Chance of US making the second round is: 1/2

So the chance of meeting Mexico given above conditions is: 1/28 * 1/2 = 1/56

If you want to factor in team quality it obviously becomes a hell of a lot more complicated.

Slightly less simplistically, let's say that there is a 50% chance that both the U.S. and Mexico advance. That's probably a bit optimistic but hey, we're CONCACAF homers, right?

Then, the odds are 1/2 x 1/14 = just under 4% for a first round match-up. 46% of the time they each play in first round but don't meet, 50% the whole exercise is moot because one or the other fail to advance out of the pool.

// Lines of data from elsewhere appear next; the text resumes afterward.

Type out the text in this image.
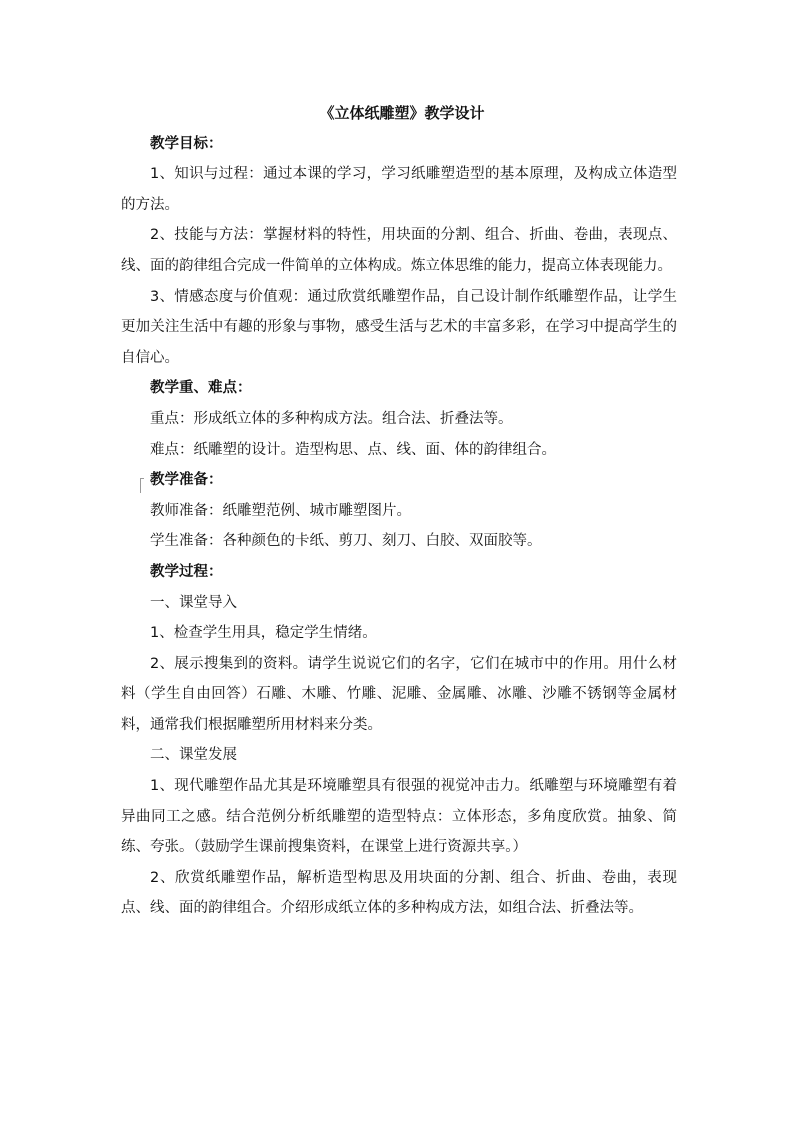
《立体纸雕塑》教学设计

教学目标：

1、知识与过程：通过本课的学习，学习纸雕塑造型的基本原理，及构成立体造型的方法。

2、技能与方法：掌握材料的特性，用块面的分割、组合、折曲、卷曲，表现点、线、面的韵律组合完成一件简单的立体构成。炼立体思维的能力，提高立体表现能力。

3、情感态度与价值观：通过欣赏纸雕塑作品，自己设计制作纸雕塑作品，让学生更加关注生活中有趣的形象与事物，感受生活与艺术的丰富多彩，在学习中提高学生的自信心。

教学重、难点：

重点：形成纸立体的多种构成方法。组合法、折叠法等。

难点：纸雕塑的设计。造型构思、点、线、面、体的韵律组合。

教学准备：

教师准备：纸雕塑范例、城市雕塑图片。

学生准备：各种颜色的卡纸、剪刀、刻刀、白胶、双面胶等。

教学过程：

一、课堂导入

1、检查学生用具，稳定学生情绪。

2、展示搜集到的资料。请学生说说它们的名字，它们在城市中的作用。用什么材料（学生自由回答）石雕、木雕、竹雕、泥雕、金属雕、冰雕、沙雕不锈钢等金属材料，通常我们根据雕塑所用材料来分类。

二、课堂发展

1、现代雕塑作品尤其是环境雕塑具有很强的视觉冲击力。纸雕塑与环境雕塑有着异曲同工之感。结合范例分析纸雕塑的造型特点：立体形态，多角度欣赏。抽象、简练、夸张。（鼓励学生课前搜集资料，在课堂上进行资源共享。）

2、欣赏纸雕塑作品，解析造型构思及用块面的分割、组合、折曲、卷曲，表现点、线、面的韵律组合。介绍形成纸立体的多种构成方法，如组合法、折叠法等。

Again being optimistic let's say that if they don't meet, each has a 50% chance of advancing from the first round. So in the second round, then we would have that 46% chance x 25% chance (both advancing) x 1/7th chance = another 2% chance of meeting in the second round. So we're up to 6% overall. If I repeat the exercise for the semis & finals, I guess we'd get up to 7% to 8% in total, using these fairly generous assumptions.

You guys are thinking too much. He simply wanted to know the probably of being drawn in the groups that could make that matchup possible.

Thanks for the info.

Myself, I think that the odds would be against the US and Mexico meeting each other so soon because it has happened twice in a row already. But does that have any bearing? And does the fact that Mexico could get a seed have any affect?

Since you are asking about the odds of US and Mexico being drawn into groups that will meet each other in the 2nd round (not actually meeting each other) the answer is 1/7. The fact that this happened the last two times does not change the odds at all. The fact that Mexico is a seed doesn't have any impact either.

Before the 1998 draw, the odds of the US and Mexico being drawn into such groups 3 times in a row (ignoring the qualification issue) was 1/343 (~0.3%), but since this already occurred in 1998 and 2002 (odds of 1/49) we are left with a 1/7 chance of this occurring again.

Before the 1998 draw, the odds of the US and Mexico being drawn into such groups 3 times in a row (ignoring the qualification issue) was 1/343 (~0.3%), but since this already occurred in 1998 and 2002 (odds of 1/49) we are left with a 1/7 chance of this occurring again.

Simple enough, but still a public service. It always surprises me how many people get confused by this, and assume either that the odds are higher than 1/7 or lower than 1/7 (depending upon their particular heuristic) because the draw happened to come out this way for the past 2 Cups.